Derive the weak form for nonlinear problem.

Question

Let the equation be $$\frac{d^2 y}{dx^2}=\frac{y}{1+y}$$ For finite element formulation how to get the weak form? The major problem being the nonlinear rhs.`

Answer 1

Let me rewrite your expression as \begin{align} y_{xx} = \frac{y}{1+y}\Leftrightarrow y_{xx} +yy_{xx} -y = 0 \end{align} Since \begin{align} \Bigl(\frac{y^2}{2}\Bigr)_{xx} = (yy_x)_x = y_x^2+yy_{xx} \Leftrightarrow yy_{xx} = \Bigl(\frac{y^2}{2}\Bigr)_{xx}-y_x^2 \end{align} you can rewrite the first expression as \begin{align} y_{xx} +yy_{xx} -y = 0 \Leftrightarrow y_{xx} +\Bigl(\frac{y^2}{2}\Bigr)_{xx}-y_x^2-y = 0 \end{align} Assume, that $\phi^i$ are our (standard) testfunctions (which vanish on $\partial \Omega$). For the weak formulation we project onto the testspace.

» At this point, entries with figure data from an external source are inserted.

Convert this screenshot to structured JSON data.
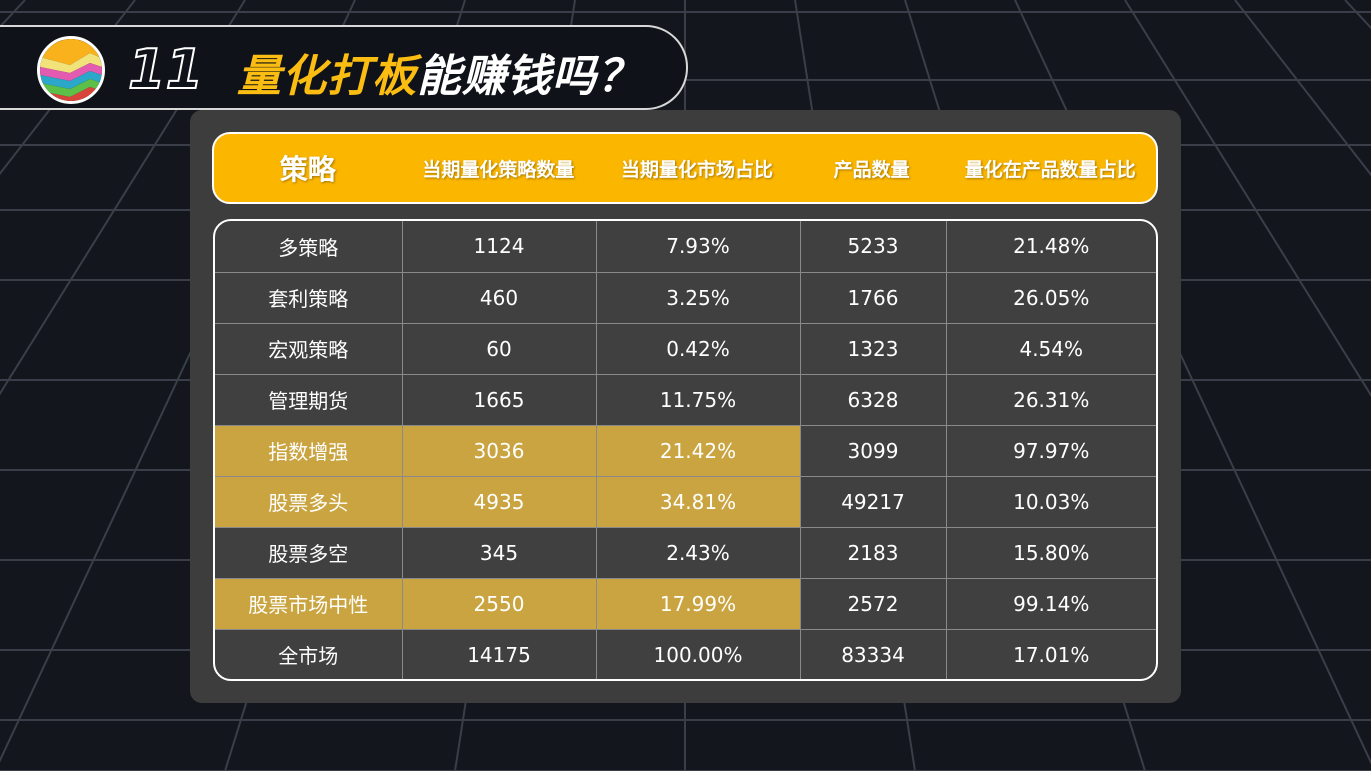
{
  "header": {
    "number": "11",
    "title_highlight": "量化打板",
    "title_rest": "能赚钱吗？"
  },
  "table": {
    "columns": [
      "策略",
      "当期量化策略数量",
      "当期量化市场占比",
      "产品数量",
      "量化在产品数量占比"
    ],
    "rows": [
      {
        "cells": [
          "多策略",
          "1124",
          "7.93%",
          "5233",
          "21.48%"
        ],
        "highlight": false
      },
      {
        "cells": [
          "套利策略",
          "460",
          "3.25%",
          "1766",
          "26.05%"
        ],
        "highlight": false
      },
      {
        "cells": [
          "宏观策略",
          "60",
          "0.42%",
          "1323",
          "4.54%"
        ],
        "highlight": false
      },
      {
        "cells": [
          "管理期货",
          "1665",
          "11.75%",
          "6328",
          "26.31%"
        ],
        "highlight": false
      },
      {
        "cells": [
          "指数增强",
          "3036",
          "21.42%",
          "3099",
          "97.97%"
        ],
        "highlight": true
      },
      {
        "cells": [
          "股票多头",
          "4935",
          "34.81%",
          "49217",
          "10.03%"
        ],
        "highlight": true
      },
      {
        "cells": [
          "股票多空",
          "345",
          "2.43%",
          "2183",
          "15.80%"
        ],
        "highlight": false
      },
      {
        "cells": [
          "股票市场中性",
          "2550",
          "17.99%",
          "2572",
          "99.14%"
        ],
        "highlight": true
      },
      {
        "cells": [
          "全市场",
          "14175",
          "100.00%",
          "83334",
          "17.01%"
        ],
        "highlight": false
      }
    ]
  },
  "colors": {
    "accent": "#fbb600",
    "highlight": "#c9a440",
    "panel": "#3d3d3d"
  }
}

Let $\Omega$ be our domain, we then have for all $i$ \begin{align} &\int_{\Omega}\Bigl[ y_{xx} +\Bigl(\frac{y^2}{2}\Bigr)_{xx}-y_x^2-y \Bigr]\phi^i\,dx = 0\\ \Leftrightarrow& -\int_{\Omega}\Bigl[y_x+\frac{y^2}{2}\Bigr]\phi^i_x\, dx -\int_\Omega \Bigl[y^2_x+y \Bigr] \phi^i\,dx=0 \\ \Leftrightarrow & \int_{\Omega}\Bigl[y_x+\frac{y^2}{2}\Bigr]\phi^i_x\, dx +\int_\Omega \Bigl[y^2_x+y \Bigr] \phi^i\,dx=0 \end{align} Now you have only derivatives of order zero and one and can use $y\approx y^N$ as it is always done with FEM.